Pace Gallery – Until Jul 16, 2022 Los Angeles (US)
Pace is pleased to present an exhibition of works by American sculptor Tony Smith. He imbued minimalist structures with spiritual import, in his new West Coast flagship in Los Angeles.
Marking the gallery’s second showing in its recently opened space, the exhibition brings together sculptures and paintings created over two decades. Focusing on the organic forms that make up much of Smith’s work.
Although he became widely known for his sculptures, Smith began his career as an architect, working with Frank Lloyd Wright on Usonian houses. Then, other projects in the late 1930s and early 1940s. The artist worked as a freelance architectural designer before developing his prolific sculptural practice in the mid and late 1950s.
Smith often drew inspiration for his dynamic geometric abstractions from phenomena in the natural world. Through his works, Smith investigated the formal possibilities of crystal structures, including octahedra and tetrahedra. Embracing the imaginative effects of chance and chaos, the artist produced sculptures that forged a new language of abstraction amid the rise of minimalism. Deeply engaged in architecture, science, mathematics and philosophy. Smith’s works offer new ways of understanding and experiencing their environment. “I think of art as something vast,” Smith said in a 1966 interview with Artforum, adding, “I’m interested in the inscrutability and the mystery of the thing.” Pace Gallery has had a long relationship with Smith over his lifetime, and he began representing the Tony Smith Estate in 2017.

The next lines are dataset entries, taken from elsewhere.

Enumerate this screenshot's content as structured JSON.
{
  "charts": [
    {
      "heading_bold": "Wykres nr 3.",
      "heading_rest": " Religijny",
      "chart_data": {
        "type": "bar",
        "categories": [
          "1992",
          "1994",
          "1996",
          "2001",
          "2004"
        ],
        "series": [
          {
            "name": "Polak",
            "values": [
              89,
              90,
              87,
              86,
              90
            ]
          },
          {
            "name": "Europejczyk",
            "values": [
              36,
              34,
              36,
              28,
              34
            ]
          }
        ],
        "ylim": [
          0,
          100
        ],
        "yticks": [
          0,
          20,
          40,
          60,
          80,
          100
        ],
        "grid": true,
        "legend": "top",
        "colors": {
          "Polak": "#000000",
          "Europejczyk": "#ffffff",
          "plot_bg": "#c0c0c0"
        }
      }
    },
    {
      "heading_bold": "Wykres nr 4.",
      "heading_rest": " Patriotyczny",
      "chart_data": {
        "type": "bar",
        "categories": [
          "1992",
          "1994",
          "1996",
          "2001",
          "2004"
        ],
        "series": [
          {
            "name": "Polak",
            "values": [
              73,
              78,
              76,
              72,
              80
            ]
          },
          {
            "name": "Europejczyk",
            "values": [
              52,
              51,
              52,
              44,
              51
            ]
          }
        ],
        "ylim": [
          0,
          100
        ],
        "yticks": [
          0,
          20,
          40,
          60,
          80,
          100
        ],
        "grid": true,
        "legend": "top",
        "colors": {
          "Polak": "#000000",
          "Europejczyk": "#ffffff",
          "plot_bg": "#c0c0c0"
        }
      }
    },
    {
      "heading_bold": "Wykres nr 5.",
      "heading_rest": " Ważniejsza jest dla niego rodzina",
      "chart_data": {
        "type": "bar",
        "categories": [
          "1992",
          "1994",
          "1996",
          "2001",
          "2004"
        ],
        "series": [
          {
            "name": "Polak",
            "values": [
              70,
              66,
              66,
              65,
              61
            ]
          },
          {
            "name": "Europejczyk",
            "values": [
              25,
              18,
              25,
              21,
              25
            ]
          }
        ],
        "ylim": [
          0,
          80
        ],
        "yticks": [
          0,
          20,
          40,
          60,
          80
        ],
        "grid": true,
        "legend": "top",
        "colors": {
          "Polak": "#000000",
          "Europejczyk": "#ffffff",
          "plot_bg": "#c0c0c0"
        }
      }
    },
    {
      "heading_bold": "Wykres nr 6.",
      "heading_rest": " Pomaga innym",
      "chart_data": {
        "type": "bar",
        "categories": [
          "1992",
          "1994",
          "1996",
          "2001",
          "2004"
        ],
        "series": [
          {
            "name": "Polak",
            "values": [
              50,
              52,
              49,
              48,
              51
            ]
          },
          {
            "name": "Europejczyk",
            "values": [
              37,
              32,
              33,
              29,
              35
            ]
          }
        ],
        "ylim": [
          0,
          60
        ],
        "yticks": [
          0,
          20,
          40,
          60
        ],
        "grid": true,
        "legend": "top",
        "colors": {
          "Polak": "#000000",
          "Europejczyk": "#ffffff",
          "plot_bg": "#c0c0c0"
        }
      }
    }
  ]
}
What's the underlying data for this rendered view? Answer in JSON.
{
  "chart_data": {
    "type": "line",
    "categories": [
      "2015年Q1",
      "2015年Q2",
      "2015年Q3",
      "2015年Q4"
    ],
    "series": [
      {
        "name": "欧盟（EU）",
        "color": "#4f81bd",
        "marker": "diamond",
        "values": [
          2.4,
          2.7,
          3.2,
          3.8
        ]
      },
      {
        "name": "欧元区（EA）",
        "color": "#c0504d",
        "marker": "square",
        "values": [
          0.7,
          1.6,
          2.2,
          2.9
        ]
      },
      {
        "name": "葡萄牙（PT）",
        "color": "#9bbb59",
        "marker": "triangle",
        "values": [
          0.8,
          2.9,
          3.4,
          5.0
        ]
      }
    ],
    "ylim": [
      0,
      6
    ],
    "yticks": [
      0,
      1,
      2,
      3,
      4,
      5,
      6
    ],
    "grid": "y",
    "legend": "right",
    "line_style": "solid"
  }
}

Hawaii in the summer of 1969.
At the Pace Gallery in Los Angeles, whose architecture features a unique integration of natural light and indoor-outdoor space, Smith’s sculptures will take on new associations and meanings. The exhibition will feature small and large-scale works, including four sculptures from the artist’s For series. Smith began working on the series while teaching at the University of Hawaii in the summer of 1969. He dedicated the nine welded bronze and black patina sculptures in this body of work to nine friends, including several were his colleagues in Hawaii. The titles of these works incorporate the initials of the people whose names they bear.